Oh, God. I didn't realize this but ... I'm an asshole.
Cracked: You're an asshole!
Spider-Man: I'm an asshole! I probably killed Gwen Stacy on purpose!
Cracked: It's not just you, it's the whole movie: The finale takes place in a clock tower that's in a power plant, even though there's no reason for there to be a clock tower in a power plant. Why? The clock has to mean something, right? Well, a clock is a great metaphor for a bunch of different parts that all work together -- which is the exact opposite of how this movie works. So is the movie taunting us?
Are you taunting me, movie?
Spider-Man: It's all assholes! The whole movie is assholes! And let me tell you what else I haven't learned ...
Fucking Anything
Spider-Man: It's not just that certain scenes don't make sense -- it's that the ones that do make sense are completely ignored.

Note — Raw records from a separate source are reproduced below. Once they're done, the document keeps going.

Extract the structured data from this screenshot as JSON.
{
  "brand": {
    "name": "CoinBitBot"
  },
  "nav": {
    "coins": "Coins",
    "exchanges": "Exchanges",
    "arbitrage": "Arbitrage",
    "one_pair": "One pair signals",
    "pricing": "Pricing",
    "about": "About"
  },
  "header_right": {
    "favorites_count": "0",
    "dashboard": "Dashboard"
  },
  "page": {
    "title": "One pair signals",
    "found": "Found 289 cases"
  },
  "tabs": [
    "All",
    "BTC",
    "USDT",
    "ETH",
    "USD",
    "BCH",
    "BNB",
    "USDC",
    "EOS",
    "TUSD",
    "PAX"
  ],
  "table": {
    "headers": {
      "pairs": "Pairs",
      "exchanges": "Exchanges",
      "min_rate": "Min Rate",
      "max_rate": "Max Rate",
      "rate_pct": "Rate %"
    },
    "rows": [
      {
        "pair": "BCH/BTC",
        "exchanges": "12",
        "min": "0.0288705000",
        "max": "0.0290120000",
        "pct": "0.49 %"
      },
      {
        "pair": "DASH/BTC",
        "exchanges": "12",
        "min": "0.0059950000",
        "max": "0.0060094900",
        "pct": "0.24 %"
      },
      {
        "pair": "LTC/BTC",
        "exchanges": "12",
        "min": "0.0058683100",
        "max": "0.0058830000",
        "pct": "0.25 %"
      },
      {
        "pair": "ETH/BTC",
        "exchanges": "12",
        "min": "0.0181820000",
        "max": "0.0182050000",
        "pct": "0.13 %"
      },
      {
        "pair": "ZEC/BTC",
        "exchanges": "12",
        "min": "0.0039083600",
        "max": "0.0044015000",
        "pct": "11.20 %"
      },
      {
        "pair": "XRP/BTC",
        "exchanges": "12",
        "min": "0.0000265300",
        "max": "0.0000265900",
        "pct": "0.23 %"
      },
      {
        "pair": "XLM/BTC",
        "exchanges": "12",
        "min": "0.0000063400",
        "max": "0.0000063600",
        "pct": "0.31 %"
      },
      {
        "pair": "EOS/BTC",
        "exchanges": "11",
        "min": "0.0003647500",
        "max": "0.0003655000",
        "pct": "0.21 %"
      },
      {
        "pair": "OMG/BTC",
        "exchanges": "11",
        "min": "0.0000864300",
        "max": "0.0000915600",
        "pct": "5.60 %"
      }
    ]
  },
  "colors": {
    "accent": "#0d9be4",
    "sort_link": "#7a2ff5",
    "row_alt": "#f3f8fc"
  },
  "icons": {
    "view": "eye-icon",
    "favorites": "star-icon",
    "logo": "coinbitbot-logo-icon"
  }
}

In the first movie, I made a promise to Uncle Ben to pick up Aunt May from work, but I forgot, and because of that, Uncle Ben died. So the lesson I learned there is that it's important to keep my promises, right? Nope! Because later Captain Stacy dies and makes me promise (again!) to stay away from Gwen, and my final words in the movie are that the best kinds of promises aren't worth keeping. I've learned nothing, because I'm an asshole.
Brimming with anger, Spider-Man struggles against the ropes that hold him in the chair. The wood creaks, but I don't notice.
Spider-Man: Then, months later, I see a stranger on the street and decide to tell him that he's "my eyes and ears down here." I directly involve him in my vigilante justice, even though he's clearly a skinny dweeb doing an impression of Jim Carrey from Batman Forever. Then that backfires when he becomes obsessed with me, has a hissy fit, and becomes Electro.
"Electro," apparently.
Granted, I couldn't really have seen that coming -- but later I let Gwen Stacy come help me fight Electro, and then she dies, too. Seems like a pretty obvious lesson there: "Don't involve other people in my crime fighting, because they'll die." With great power comes great responsibility. I've learned that three times now -- has it sunk in?
Nope! The very last shot of the last movie is me encouraging a tiny child to dress up like me and fight crime. I actually tell this stupid little shit that he's the bravest kid I know. I draft a child into my spider army and pretty much guarantee that he's going to either die or become a supervillain and it's going to be my fault.
Suddenly I notice that the knots I've tied are coming undone, that my prisoner is stronger than I anticipated. I panic.
Cracked: This is getting out of control -- look, I need you to relax, OK? Remember where you are. Rick? Rick, you're not Spider-Man.
Spider-Man: I am Spider-Man!
"Hraaah!"
Cracked: No, Rick -- none of this is real!
Spider-Man: It is real! I'm an asshole! And the world has to know!
Spider-Man explodes from the chair, scattering wood shrapnel around my apartment with such force that debris embeds itself into the drywall. In a flash (or however long it takes me to stop crying underneath my couch) he's gone. I don't know where he went next.